- Citizenship: Indian
- Education: Ph.D. in Computer Science and Engineering, Indian Institute of Technology (IIT) Kharagpur
- Occupations: Academic, Professor

= Anupam Basu =

Indian academic and researcher

Anupam Basu is an Indian academic and researcher specializing in computer science and engineering.

== Education and Early Career ==

After completing his schooling with St. Lawrence High School, Kolkata, Basu earned his Bachelor of Engineering in Electronics and Telecommunication Engineering in 1980 and his Master of Engineering in Computer Engineering in 1982, both from Jadavpur University. He completed his Ph.D. in Computer Science and Engineering from the Indian Institute of Technology (IIT) Kharagpur in 1988.

== Academic Positions ==

Basu worked as a professor in the Department of Computer Science and Engineering and later as the Chairman and Head of the Centre for Educational Technology at IIT Kharagpur. He served as the Director at the National Institute of Technology, Durgapur. Additionally, he has been an Honorary Professor at the School of Engineering, Shiv Nadar University since June 2021. He is also a Raja Ramanna Chair professor at Jadavpur University. He was a visiting professor at the University of California, Irvine, and the University of Guelph, Ontario, Canada. He has also acted as the Chairperson of the AICTE Curriculum Revision Committee for Computer Science & Engineering and has been a member of several committees of the Government of India and the State of West Bengal.

== Research ==

Basu's research interests include cognitive and intelligent systems, artificial intelligence, assistive technologies, embedded systems, and language processing. He has led projects focused on technology-enabled education, and initiatives assisting people with physical disabilities.
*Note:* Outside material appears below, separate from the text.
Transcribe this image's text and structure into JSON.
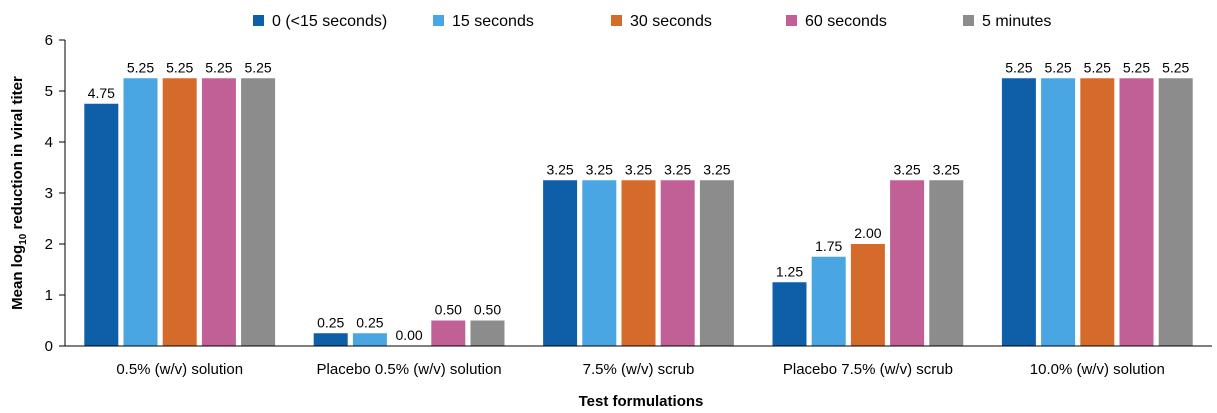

He has been involved in the development of embedded system-based tools designed to empower the physically challenged and has led several national projects in this domain.

== Awards and honors ==

Basu has received several awards recognizing his contributions to technology and assistive devices:

- Young Scientist Award (1992) from the Department of Science & Technology, Government of India, for contributions to the R&D of technologies for the visually handicapped.
- Jaycee Award for Outstanding Persons (1996) from the Calcutta Chamber of Commerce, for research on assistive devices for the physically handicapped.
- Humboldt Fellowship (1997) from the Alexander von Humboldt Stiftung, Germany, for work in embedded systems.
- Fellow of the Indian National Academy of Engineering (FNAE)
- Fellow of the National Academy of Sciences, India (FNASc)
- Da Vinci Award (2004) from the Engineering Society of Detroit and Multiple Sclerosis Society of Michigan, for technology aiding communication by the speech impaired and people with cerebral palsy.
- National Award for Technology Development for Empowering Persons with Disability (2007) from the Ministry of Social Justice and Youth Empowerment, India
- Mphasis Universal Design Award (2011) from the National Council for Promotion of Employment of Disabled Persons, India, for contributions in design for the disabled.
- State Award for the Best Contribution to the Cause of Empowerment of the Disabled (2014).